Again, rain fall, barely an English drizzle, urgent phone call to de office.
“Tell de boss de rain pissing down by me; I can’t come to work till after lunch!”
Or: “My house flooded out. I not coming in today; I gine to Urban Development Corp to see wha dem gine do fuh me!”
But let an accident occur at 1 a.m., ten miles down de road, man and womankind outa bed in a flash, cellphone in hand, boo boo in eyes; and before police, Fire Service wid Jaws Of Life or ambulance pun de scene, Bajans done record de blood and mayhem, and posted it pun social media! You turn on Facebook and see bodies scatter all over de place. Sometimes before de dead people next of kin get notified by police, de family seeing de gruesome fatalities pun FB!
And even when we happen to be pun de scene when de accident occur, de first thought is not to help de people in de accident but to record and post pun social media, and then see if we could call de ambulance, Fire and police!
We got dis love affair wid blood and mayhem. We does run from a little drizzle, cough and sputter if we get wet, but run to fires! We gine to de beach and rain come down and plans cancel! Hello? don’t we go to de beach to get wet in de water?
And there is nothing dat does turn on a Bajan more than a house on fire; not even percolation it seems! We does go to a beach house and one of de first things we does do is start to collect wood fuh a bonfire! Bonfire? In de tropics? Yes, we love fire!
And don’t talk bout burning tree trimmings! De brutes does wait till it dark and light up, usually in an empty 50-gallon drum and watch wid delight as the smoke kill de mosquitoes and suffocate nearby residents and send asthmatics to de Emergency room!
De sociologists gine have to explain dat one to me: why we got this passion fuh de macabre but cannot deal wid nature’s little inconveniences!
But you see me Market Vendor, I was a late convert to FB. True, I hook back up wid people I didn’t hear from fuh years; some I thought was dead. I don’t ever refuse anybody who ask to be a friend pun FB; fuh a simple reason. If somebody want to befriend me, why should I say no?

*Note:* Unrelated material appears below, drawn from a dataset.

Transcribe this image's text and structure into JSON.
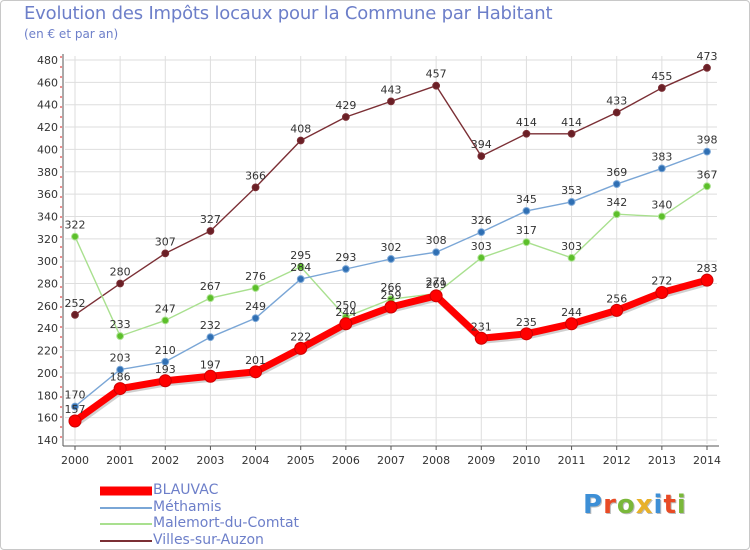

But dis crap wid people sending me pictures of body parts scattered all over de road, and now de latest wid a picture of the US journalist who get beheaded, beginning to get me offset. So I tekking action immediately!
If I did want to see beheadings or see blood every day, I woulda become a butcher and work in de meat market. Anybody who know me know I can’t watch movies with blood and mayhem, nor vampires. To send me dat crap pun FB is not what I expect from a “friend”. So I serving notice, with immediate effect, I gine automatically “unfriend” (yuh got to love social media vocabulary) anybody who send me dat crap!
Last night I did my first “unfriending” and I plan to purge my contacts of people who send me dat garbage. If you want to be friends, then cease and desist, or I will delist! Simple!
I Market Vendor gone fuh now. You have a blessed and a wonderful day, yuh hear?